Au lendemain des manifestations du Comité laïc de coordination, réprimées par les forces de l’ordre, le Botswana fait entre sa voix, une nouvelle fois. À travers un communiqué du gouvernement botswanais, consulté par CAS-INFO, Gaborone émet de nouveau ses critiques sans ménagement contre Kinshasa et en appelle à la Communauté internationale.

« Certains dirigeants politiques refusent de renoncer au pouvoir au moment de l’expiration de leur mandat. Ces dirigeants ont maintenant eu recours à des mesures telles que retarder la tenue d’élections ou modifier leurs constitutions nationales pour prolonger effectivement leur mandat, argumentait la note, il est clair que ces dirigeants sont mus par l’intérêt personnel, au lieu de ceux des personnes qu’ils gouvernent. La République démocratique du Congo en est un exemple. », expose le texte.

Communiqué officiel du Gouvernement botswanais

Le Botswana demande donc à la communauté internationale de « faire davantage pression sur les dirigeants de la République démocratique du Congo pour qu’ils renoncent au pouvoir et ouvrent la voie à l’avènement d’un nouvel ordre politique ».

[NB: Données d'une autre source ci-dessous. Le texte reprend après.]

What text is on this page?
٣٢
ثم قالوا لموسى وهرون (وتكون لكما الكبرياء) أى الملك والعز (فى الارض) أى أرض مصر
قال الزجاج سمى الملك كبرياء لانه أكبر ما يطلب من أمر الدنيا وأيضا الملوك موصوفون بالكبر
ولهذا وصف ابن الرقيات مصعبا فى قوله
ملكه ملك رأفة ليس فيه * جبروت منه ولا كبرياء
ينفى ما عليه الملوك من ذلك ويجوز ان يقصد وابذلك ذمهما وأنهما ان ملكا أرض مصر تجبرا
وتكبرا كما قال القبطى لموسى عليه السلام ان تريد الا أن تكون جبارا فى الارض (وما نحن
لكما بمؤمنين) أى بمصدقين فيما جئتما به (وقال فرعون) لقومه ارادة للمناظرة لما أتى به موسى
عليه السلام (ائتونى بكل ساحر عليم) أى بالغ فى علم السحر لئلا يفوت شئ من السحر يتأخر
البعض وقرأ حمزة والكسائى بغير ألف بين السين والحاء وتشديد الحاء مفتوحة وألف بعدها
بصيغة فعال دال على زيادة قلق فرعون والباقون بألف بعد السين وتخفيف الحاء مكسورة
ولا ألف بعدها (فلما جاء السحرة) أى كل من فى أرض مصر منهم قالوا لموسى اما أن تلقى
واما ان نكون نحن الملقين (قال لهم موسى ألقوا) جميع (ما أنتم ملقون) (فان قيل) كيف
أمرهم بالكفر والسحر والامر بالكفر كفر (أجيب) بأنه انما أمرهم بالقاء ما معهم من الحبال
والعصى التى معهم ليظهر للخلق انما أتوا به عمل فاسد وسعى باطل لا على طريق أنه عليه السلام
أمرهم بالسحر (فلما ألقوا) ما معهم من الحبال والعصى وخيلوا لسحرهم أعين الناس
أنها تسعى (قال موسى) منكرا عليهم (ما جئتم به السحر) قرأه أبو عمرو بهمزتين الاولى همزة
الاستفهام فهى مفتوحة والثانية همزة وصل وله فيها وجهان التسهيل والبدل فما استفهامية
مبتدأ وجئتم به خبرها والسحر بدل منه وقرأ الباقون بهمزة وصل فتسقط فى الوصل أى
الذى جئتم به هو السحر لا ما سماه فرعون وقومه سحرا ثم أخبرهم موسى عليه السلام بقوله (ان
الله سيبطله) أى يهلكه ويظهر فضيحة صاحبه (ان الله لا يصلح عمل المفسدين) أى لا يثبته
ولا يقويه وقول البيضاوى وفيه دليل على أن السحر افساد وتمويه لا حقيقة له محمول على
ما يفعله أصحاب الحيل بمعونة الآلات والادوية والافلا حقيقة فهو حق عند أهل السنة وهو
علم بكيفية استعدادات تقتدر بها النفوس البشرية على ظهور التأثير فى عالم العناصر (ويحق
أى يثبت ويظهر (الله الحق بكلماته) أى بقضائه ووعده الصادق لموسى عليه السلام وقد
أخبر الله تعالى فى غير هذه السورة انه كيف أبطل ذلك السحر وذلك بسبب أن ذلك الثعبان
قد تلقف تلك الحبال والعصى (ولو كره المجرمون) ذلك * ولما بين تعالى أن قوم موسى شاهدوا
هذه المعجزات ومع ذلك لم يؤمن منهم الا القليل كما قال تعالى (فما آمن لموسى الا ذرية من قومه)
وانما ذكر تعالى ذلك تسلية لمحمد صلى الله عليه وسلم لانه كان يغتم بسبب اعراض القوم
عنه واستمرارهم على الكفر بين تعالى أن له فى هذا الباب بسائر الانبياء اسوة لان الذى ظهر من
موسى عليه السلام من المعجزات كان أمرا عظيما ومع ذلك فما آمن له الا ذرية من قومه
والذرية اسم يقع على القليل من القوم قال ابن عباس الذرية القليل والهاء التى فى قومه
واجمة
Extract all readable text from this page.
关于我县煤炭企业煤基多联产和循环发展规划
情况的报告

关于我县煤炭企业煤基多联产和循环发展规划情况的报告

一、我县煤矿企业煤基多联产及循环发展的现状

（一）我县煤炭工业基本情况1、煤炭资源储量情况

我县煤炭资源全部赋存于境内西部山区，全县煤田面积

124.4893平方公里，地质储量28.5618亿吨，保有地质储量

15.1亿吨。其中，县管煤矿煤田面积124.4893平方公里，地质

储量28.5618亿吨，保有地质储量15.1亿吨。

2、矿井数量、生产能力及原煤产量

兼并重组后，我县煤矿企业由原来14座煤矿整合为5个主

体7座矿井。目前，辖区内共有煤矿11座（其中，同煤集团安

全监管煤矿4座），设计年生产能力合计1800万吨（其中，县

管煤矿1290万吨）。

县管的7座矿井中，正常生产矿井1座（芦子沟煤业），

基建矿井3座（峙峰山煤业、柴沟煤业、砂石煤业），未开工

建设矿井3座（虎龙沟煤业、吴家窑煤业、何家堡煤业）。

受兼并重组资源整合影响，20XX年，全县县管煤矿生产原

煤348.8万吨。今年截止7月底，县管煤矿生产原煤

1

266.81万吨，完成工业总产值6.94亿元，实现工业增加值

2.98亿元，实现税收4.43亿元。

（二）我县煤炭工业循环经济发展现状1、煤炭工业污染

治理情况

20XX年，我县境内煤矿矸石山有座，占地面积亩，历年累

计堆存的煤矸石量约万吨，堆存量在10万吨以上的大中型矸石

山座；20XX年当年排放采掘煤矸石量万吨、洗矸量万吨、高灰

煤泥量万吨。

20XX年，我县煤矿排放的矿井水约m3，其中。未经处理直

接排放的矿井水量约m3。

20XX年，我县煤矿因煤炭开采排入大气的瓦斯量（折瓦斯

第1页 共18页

Ce n’est pas la première fois que le Botswana, et surtout son président, Ian Khama, arrivé fin mandat et qui s’apprête à quitter le pouvoir, fait irruption dans la crise politique congolaise. Le 26 janvier dernier, alors en tournée d’adieux dans le Nord-Est du pays, il avait déjà taclé son homologue congolais pour « avoir reporté » les élections (lire notre article à ce sujet).

« Nous avons un des leaders dans la région de la SADC qui n’est pas disposé à obéir à la règle de droit. Il a retardé les élections pour son intérêt personnel, ce qui est une mauvaise chose », avait déploré le dirigeant de l’un des rares pays du continent africain à connaitre régulièrement l’alternance démocratique au sommet de l’État.